Vortex used just eight Sharpy units to light the concerts at York Grand Opera House, alongside a number of LED wash lights. ‘They’re just incredible,’ enthuses Vortex Lighting LD, Kevin Thwaites. ‘The Sharpies have this massive presence, yet they can move at the sort of speeds you normally only see in moving mirror fixtures.’

The unit produces a laser-like, halo-free beam with a brightness usually associated with far higher lamp wattages. The secret is a new optical design capable of delivering a perfectly parallel beam that is sharp around the edges, without any fuzz or discolouration. ‘We were simply over the moon.
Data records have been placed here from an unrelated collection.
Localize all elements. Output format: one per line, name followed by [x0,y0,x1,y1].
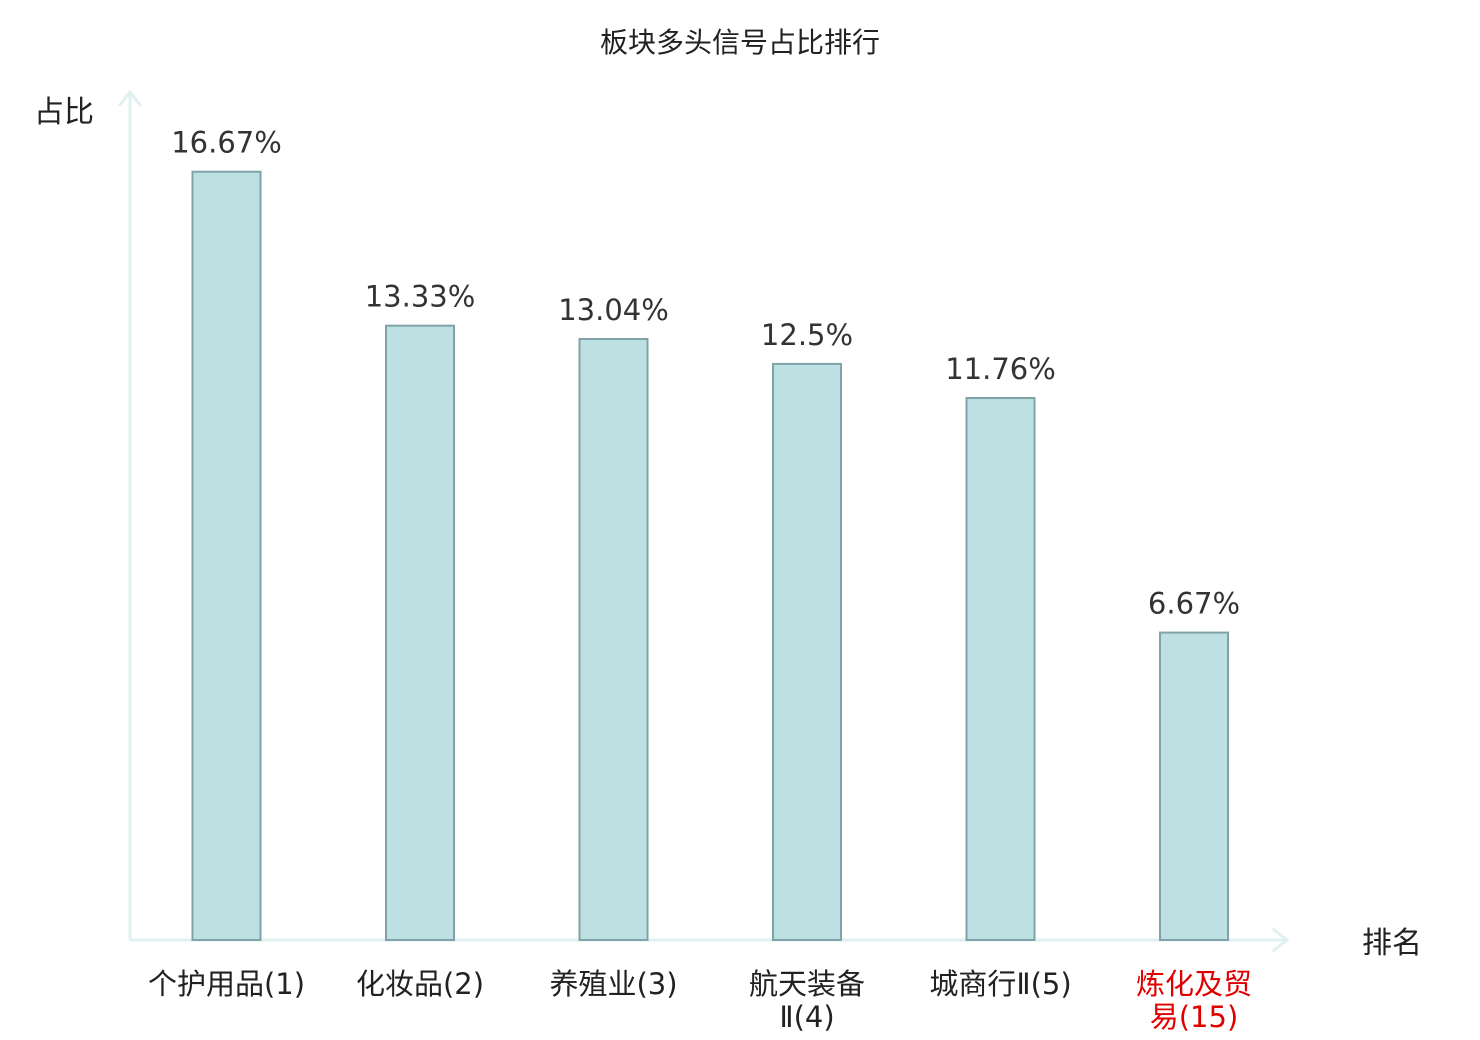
value-label: 16.67% [171,126,282,160]
x-axis-arrow-icon [1272,927,1290,953]
category-label: 易(15) [1150,1000,1239,1034]
category-label: 个护用品(1) [148,967,305,1001]
x-axis-label: 排名 [1362,926,1422,961]
category-label: Ⅱ(4) [779,1000,834,1034]
value-label: 11.76% [945,352,1056,386]
value-label: 6.67% [1148,587,1240,621]
chart-title: 板块多头信号占比排行 [600,26,880,59]
y-axis-arrow-icon [117,89,143,107]
category-label: 养殖业(3) [549,967,677,1001]
bar [772,362,842,942]
value-label: 12.5% [761,318,853,352]
bar [965,397,1036,941]
value-label: 13.04% [558,293,669,327]
bar [578,338,649,942]
bar [1159,631,1229,941]
category-label: 化妆品(2) [356,967,484,1001]
category-label: 炼化及贸 [1136,967,1252,1001]
category-label: 航天装备 [749,967,865,1001]
bar [191,170,262,942]
bar [385,324,455,941]
bars-group: 16.67% 个护用品(1) 13.33% 化妆品(2) 13.04% 养殖业(3) 12.… [148,126,1252,1034]
value-label: 13.33% [365,280,476,314]
y-axis-label: 占比 [34,95,94,130]
category-label: 城商行Ⅱ(5) [929,967,1071,1001]
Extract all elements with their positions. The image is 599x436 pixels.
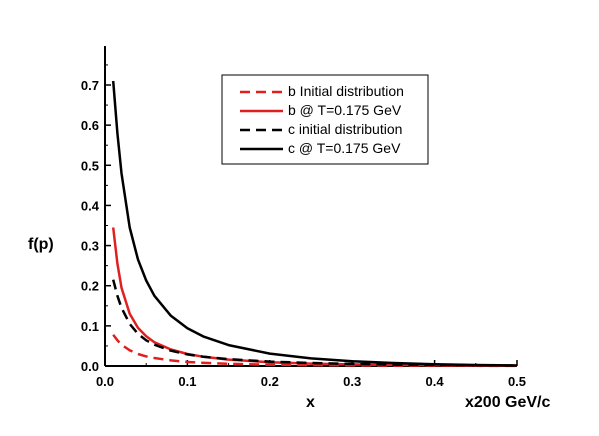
y-tick-label: 0.6	[81, 118, 99, 133]
y-tick-label: 0.4	[81, 198, 100, 213]
series-line-1	[111, 227, 518, 367]
x-tick-label: 0.1	[178, 374, 196, 389]
y-tick-label: 0.5	[81, 158, 99, 173]
y-axis-title: f(p)	[28, 236, 54, 253]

The new Sharpy had everyone convinced on the spot,’ says Sewell.

Its zero-degree beam angle and pristine image quality helped it win an Award for Innovation at the PLASA industry exhibition last September, and the unit has since gone on to win wide acclaim and positive reviews from industry commentators in the press.

Sharpy was also an immediate hit with the larger-than-life Huge Party Band, a nine-piece group with a huge local following that has been playing an eclectic mix of rock, pop, soul and disco at gigs in the north of England for 20 years. ‘The local crew at the theatre were amazed and even the band were impressed’ says Sewell. ‘We have provided them with much higher wattage and more expensive fixtures in the past and they didn’t even notice. Sharpy made the difference!’